Work card. A single unit of audit work — one source file × strategy, or one prior fix, or a synthetic GUARD-… task. Lives in work-cards.jsonl / patch-cards.jsonl.

Patch card. A prior-fix work card (strategy S1), built by bin/patch-cards from the target's VCS history.

Companion card. A second work card for the same file with a different strategy, emitted when a file fires more than one code-feature signal.

Ranker (bin/rank-work). The deterministic scorer that walks the source tree, applies CODE_PATTERNS, structural and coverage signals, and emits the ranked queue.

Claim. The lease an agent takes on a card when it adopts the card into a hypothesis. Recorded in claims.jsonl.
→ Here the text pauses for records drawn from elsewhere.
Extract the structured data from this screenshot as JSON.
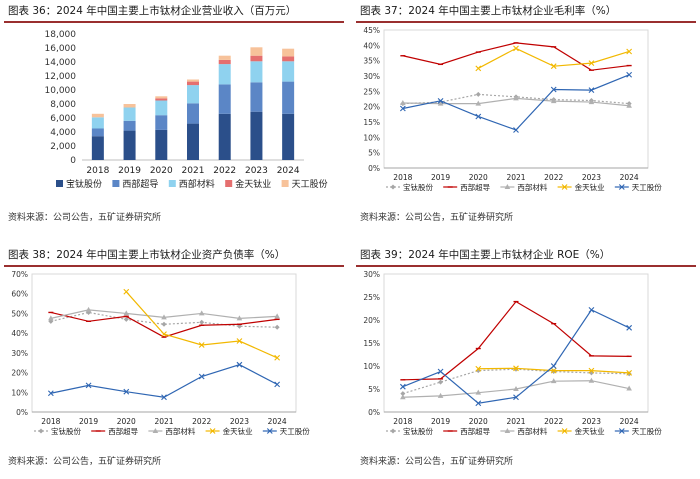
{
  "colors": {
    "bar_series": [
      "#2b4f8a",
      "#5b86c6",
      "#8fd2ef",
      "#e56f6f",
      "#f7c29a"
    ],
    "line_series": [
      "#a6a6a6",
      "#c00000",
      "#b0b0b0",
      "#f2b800",
      "#2f66b3"
    ]
  },
  "panels": [
    {
      "title": "图表 36：2024 年中国主要上市钛材企业营业收入（百万元）",
      "source": "资料来源：公司公告，五矿证券研究所"
    },
    {
      "title": "图表 37：2024 年中国主要上市钛材企业毛利率（%）",
      "source": "资料来源：公司公告，五矿证券研究所"
    },
    {
      "title": "图表 38：2024 年中国主要上市钛材企业资产负债率（%）",
      "source": "资料来源：公司公告，五矿证券研究所"
    },
    {
      "title": "图表 39：2024 年中国主要上市钛材企业 ROE（%）",
      "source": "资料来源：公司公告，五矿证券研究所"
    }
  ],
  "chart_data": [
    {
      "type": "bar",
      "stacked": true,
      "title": "图表 36：2024 年中国主要上市钛材企业营业收入（百万元）",
      "categories": [
        "2018",
        "2019",
        "2020",
        "2021",
        "2022",
        "2023",
        "2024"
      ],
      "ylim": [
        0,
        18000
      ],
      "yticks": [
        0,
        2000,
        4000,
        6000,
        8000,
        10000,
        12000,
        14000,
        16000,
        18000
      ],
      "ytick_labels": [
        "0",
        "2,000",
        "4,000",
        "6,000",
        "8,000",
        "10,000",
        "12,000",
        "14,000",
        "16,000",
        "18,000"
      ],
      "legend_position": "bottom",
      "grid": false,
      "series": [
        {
          "name": "宝钛股份",
          "values": [
            3400,
            4200,
            4300,
            5200,
            6600,
            6900,
            6600
          ]
        },
        {
          "name": "西部超导",
          "values": [
            1100,
            1400,
            2100,
            2900,
            4200,
            4200,
            4600
          ]
        },
        {
          "name": "西部材料",
          "values": [
            1600,
            1900,
            2100,
            2600,
            2900,
            3000,
            2900
          ]
        },
        {
          "name": "金天钛业",
          "values": [
            0,
            0,
            300,
            500,
            600,
            800,
            700
          ]
        },
        {
          "name": "天工股份",
          "values": [
            500,
            500,
            300,
            300,
            600,
            1200,
            1100
          ]
        }
      ]
    },
    {
      "type": "line",
      "title": "图表 37：2024 年中国主要上市钛材企业毛利率（%）",
      "categories": [
        "2018",
        "2019",
        "2020",
        "2021",
        "2022",
        "2023",
        "2024"
      ],
      "ylim": [
        0,
        45
      ],
      "yticks": [
        0,
        5,
        10,
        15,
        20,
        25,
        30,
        35,
        40,
        45
      ],
      "legend_position": "bottom",
      "grid": false,
      "series": [
        {
          "name": "宝钛股份",
          "values": [
            21.0,
            21.5,
            24.0,
            23.2,
            22.3,
            22.0,
            21.0
          ]
        },
        {
          "name": "西部超导",
          "values": [
            36.6,
            33.8,
            37.8,
            40.8,
            39.5,
            31.9,
            33.4
          ]
        },
        {
          "name": "西部材料",
          "values": [
            21.2,
            21.0,
            21.0,
            22.7,
            21.8,
            21.5,
            20.3
          ]
        },
        {
          "name": "金天钛业",
          "values": [
            null,
            null,
            32.5,
            39.0,
            33.2,
            34.2,
            38.0
          ]
        },
        {
          "name": "天工股份",
          "values": [
            19.4,
            21.9,
            16.8,
            12.4,
            25.6,
            25.4,
            30.4
          ]
        }
      ]
    },
    {
      "type": "line",
      "title": "图表 38：2024 年中国主要上市钛材企业资产负债率（%）",
      "categories": [
        "2018",
        "2019",
        "2020",
        "2021",
        "2022",
        "2023",
        "2024"
      ],
      "ylim": [
        0,
        70
      ],
      "yticks": [
        0,
        10,
        20,
        30,
        40,
        50,
        60,
        70
      ],
      "legend_position": "bottom",
      "grid": false,
      "series": [
        {
          "name": "宝钛股份",
          "values": [
            46.0,
            50.5,
            47.0,
            44.5,
            45.5,
            43.5,
            43.0
          ]
        },
        {
          "name": "西部超导",
          "values": [
            50.5,
            46.0,
            48.5,
            38.0,
            44.0,
            44.5,
            47.0
          ]
        },
        {
          "name": "西部材料",
          "values": [
            47.5,
            51.8,
            50.0,
            48.0,
            50.0,
            47.5,
            48.5
          ]
        },
        {
          "name": "金天钛业",
          "values": [
            null,
            null,
            61.0,
            39.5,
            34.0,
            36.0,
            27.5
          ]
        },
        {
          "name": "天工股份",
          "values": [
            9.5,
            13.5,
            10.3,
            7.5,
            18.0,
            24.0,
            14.0
          ]
        }
      ]
    },
    {
      "type": "line",
      "title": "图表 39：2024 年中国主要上市钛材企业 ROE（%）",
      "categories": [
        "2018",
        "2019",
        "2020",
        "2021",
        "2022",
        "2023",
        "2024"
      ],
      "ylim": [
        0,
        30
      ],
      "yticks": [
        0,
        5,
        10,
        15,
        20,
        25,
        30
      ],
      "legend_position": "bottom",
      "grid": false,
      "series": [
        {
          "name": "宝钛股份",
          "values": [
            4.0,
            6.5,
            9.0,
            9.3,
            8.8,
            8.5,
            8.3
          ]
        },
        {
          "name": "西部超导",
          "values": [
            7.0,
            7.2,
            13.8,
            24.0,
            19.2,
            12.2,
            12.1
          ]
        },
        {
          "name": "西部材料",
          "values": [
            3.2,
            3.5,
            4.2,
            5.0,
            6.7,
            6.8,
            5.1
          ]
        },
        {
          "name": "金天钛业",
          "values": [
            null,
            null,
            9.4,
            9.5,
            9.0,
            9.0,
            8.5
          ]
        },
        {
          "name": "天工股份",
          "values": [
            5.5,
            8.8,
            1.9,
            3.2,
            10.0,
            22.2,
            18.3
          ]
        }
      ]
    }
  ]
}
Expires after 30 minutes by default.

Work surface. The dedupe key the work queue uses to prevent duplicate claims. Surface-card cards key on file:function (file-scoped cards use file:S<n> where n is the strategy number). A separate diversity gate prevents two agents from sharing a subsystem at the same time.

Subsystem. The first one to five path components of a source file (parser/xml, crypto/aes, …). Used for blocklisting, ownership, and guard-saturation tracking. Depth is auto-picked at startup.

Dry streak. Consecutive iterations on the same strategy with no confirmed result. Tracked per agent in .agent_strategy_streak_<n>.

State

state/*.jsonl. Structured append-only records: hypotheses.jsonl, claims.jsonl, runs.jsonl, notes.jsonl.

Hypothesis. A narrow, falsifiable claim about a specific file:function:line with a named input shape, guard gap, and expected diagnostic. The unit of agent work.

Status. A hypothesis lifecycle marker: PENDING, INVESTIGATING, NEEDS_TESTCASE, NEEDS_DEEPER_PROBE, ENV-BLOCKED, DISCARDED, CRASH-XXX, FIND-XXX.

Cost levers

See Cost model for full context.

Prompt cache. Cached cross-agent prompt fragments built once per iteration into .static-prompt-rules.md.

Capping wrappers. bin/rg-safe, bin/peek, bin/show-patch, bin/scratch-search — enforce per-call byte / line ceilings so agents cannot dump raw source into context.

ASan budget. Per-agent per-iteration sanitizer-run budget (25 for browser agents, 60 for shell agents). Coverage-gate runs do not count against it.

Tried-inputs / hits log. tried-inputs-N.log and hits-N.log — per-agent memory of testcase shapes and reached coverage edges, so the next session does not repeat them.